During World War II, Gambian troops fought with the Allies in Burma. The Gambia's capital city served as an air stop for the U.S. Army Air Corps and a port of call for Allied naval convoys. The Gambia became independent from the United Kingdom in 1965. President Yayah Jammeh took power in a military coup d’état in 1994 and remained in office until he was defeated by President Adama Barrow in elections held on December 1, 2016. U.S. policy seeks to strengthen relations with The Gambia through promoting democracy and good governance.
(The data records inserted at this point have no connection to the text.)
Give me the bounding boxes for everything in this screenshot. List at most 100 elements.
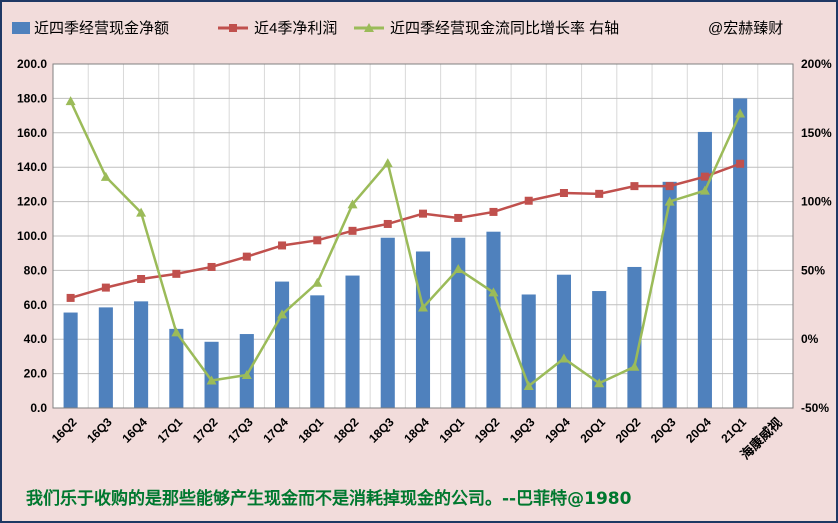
x-tick-label: 20Q2	[613, 415, 644, 446]
legend: 近四季经营现金净额 近4季净利润 近四季经营现金流同比增长率 右轴 @宏赫臻财	[12, 20, 783, 37]
y-left-tick-label: 0.0	[30, 401, 47, 415]
legend-marker-growth	[364, 23, 374, 32]
y-left-tick-label: 100.0	[17, 229, 47, 243]
x-tick-label: 20Q1	[577, 415, 608, 446]
y-left-tick-label: 160.0	[17, 126, 47, 140]
net-profit-marker	[383, 219, 392, 228]
growth-rate-marker	[664, 196, 675, 206]
growth-rate-marker	[171, 327, 182, 337]
cash-flow-bar	[380, 237, 395, 408]
bar-series	[63, 98, 748, 409]
growth-rate-marker	[136, 207, 147, 217]
x-tick-label: 19Q1	[436, 415, 467, 446]
growth-rate-marker	[558, 353, 569, 363]
x-tick-label: 20Q4	[683, 415, 714, 446]
growth-rate-marker	[629, 361, 640, 371]
cash-flow-bar	[310, 295, 325, 408]
x-tick-label: 18Q4	[401, 415, 432, 446]
net-profit-marker	[665, 182, 674, 191]
net-profit-marker	[207, 262, 216, 271]
growth-rate-marker	[100, 171, 111, 181]
growth-rate-marker	[418, 302, 428, 312]
x-tick-label: 19Q4	[542, 415, 573, 446]
net-profit-marker	[172, 269, 181, 278]
x-tick-label: 19Q3	[507, 415, 538, 446]
x-tick-label: 19Q2	[472, 415, 503, 446]
net-profit-marker	[489, 207, 498, 216]
y-left-tick-label: 200.0	[17, 57, 47, 71]
cash-flow-bar	[521, 294, 536, 408]
net-profit-marker	[101, 283, 110, 292]
x-tick-label: 17Q1	[155, 415, 186, 446]
net-profit-marker	[630, 182, 639, 191]
cash-flow-bar	[415, 251, 431, 408]
cash-flow-bar	[451, 237, 466, 408]
legend-swatch-bar	[12, 22, 30, 34]
y-left-tick-label: 40.0	[24, 332, 48, 346]
x-tick-label: 18Q1	[296, 415, 327, 446]
growth-rate-marker	[594, 378, 605, 388]
buffett-quote: 我们乐于收购的是那些能够产生现金而不是消耗掉现金的公司。--巴菲特@1980	[26, 489, 632, 509]
y-left-tick-label: 140.0	[17, 160, 47, 174]
growth-rate-marker	[347, 199, 358, 209]
net-profit-marker	[278, 241, 287, 250]
cash-flow-bar	[556, 274, 571, 408]
growth-rate-marker	[206, 375, 217, 385]
cash-flow-bar	[733, 98, 748, 409]
net-profit-marker	[736, 159, 745, 168]
net-profit-marker	[137, 275, 146, 283]
cash-flow-bar	[134, 301, 149, 408]
y-right-tick-label: -50%	[801, 401, 829, 415]
cash-flow-bar	[627, 266, 642, 408]
y-right-tick-label: 200%	[801, 57, 832, 71]
growth-rate-marker	[382, 158, 393, 168]
cash-flow-bar	[697, 131, 712, 408]
cash-flow-bar	[345, 275, 360, 408]
x-tick-label: 17Q4	[260, 415, 291, 446]
y-left-tick-label: 120.0	[17, 195, 47, 209]
growth-rate-marker	[523, 380, 534, 390]
x-tick-label: 16Q3	[84, 415, 115, 446]
y-right-tick-label: 50%	[801, 263, 825, 277]
net-profit-marker	[313, 236, 322, 245]
cash-flow-bar	[486, 231, 501, 408]
cash-flow-bar	[169, 328, 184, 408]
cash-flow-bar	[204, 341, 219, 408]
growth-rate-line	[69, 100, 742, 389]
growth-rate-marker	[312, 277, 323, 287]
net-profit-marker	[700, 172, 709, 181]
x-tick-label: 21Q1	[718, 415, 749, 446]
legend-label-profit: 近4季净利润	[254, 20, 337, 37]
growth-rate-marker	[488, 287, 499, 297]
y-right-tick-label: 0%	[801, 332, 819, 346]
x-tick-label: 17Q2	[190, 415, 221, 446]
cash-flow-bar	[98, 307, 113, 408]
net-profit-marker	[595, 189, 604, 198]
y-left-tick-label: 180.0	[17, 91, 47, 105]
x-tick-label: 16Q4	[119, 415, 150, 446]
x-tick-label: 17Q3	[225, 415, 256, 446]
legend-marker-profit	[229, 24, 237, 32]
x-tick-label: 16Q2	[49, 415, 80, 446]
growth-rate-marker	[241, 369, 252, 379]
net-profit-marker	[66, 293, 75, 302]
net-profit-marker	[348, 226, 357, 235]
cash-flow-bar	[275, 281, 290, 408]
x-tick-label: 20Q3	[648, 415, 679, 446]
growth-rate-marker	[735, 108, 746, 118]
profit-line-series	[66, 159, 745, 302]
cash-flow-bar	[63, 312, 78, 408]
growth-rate-marker	[453, 264, 464, 274]
growth-rate-marker	[65, 96, 76, 106]
growth-rate-marker	[277, 309, 288, 319]
y-right-tick-label: 100%	[801, 195, 832, 209]
growth-rate-marker	[699, 185, 710, 195]
cash-flow-bar	[592, 291, 607, 408]
x-tick-label: 18Q2	[331, 415, 362, 446]
legend-watermark: @宏赫臻财	[708, 20, 783, 37]
net-profit-marker	[559, 189, 568, 197]
growth-line-series	[65, 96, 746, 390]
net-profit-marker	[524, 196, 533, 205]
y-left-tick-label: 60.0	[24, 298, 48, 312]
U.S. Assistance to The Gambia
U.S. assistance supports democracy, human rights, girls' education, agricultural expansion, rural development, refugee support services, and the fight against HIV/AIDS. In addition, the Peace Corps maintains a large program with about 92 volunteers engaged in the environment/agriculture, public health, and education sectors, mainly at the village level. The U.S. also provides limited military training assistance to The Gambia.
Bilateral Economic Relations
In December 2017, POTUS approved the reinstatement of The Gambia’s eligibility for preferential trade benefits under the African Growth and Opportunity Act, effective January 1, 2018. Also in December 2017, the Millennium Challenge Corporation selected The Gambia as eligible to develop a threshold program. A number of U.S. citizens have set up small businesses in The Gambia and several U.S. brand companies such as Western Union, MoneyGram, UPS, Motorola, and Coca Cola are represented in the country.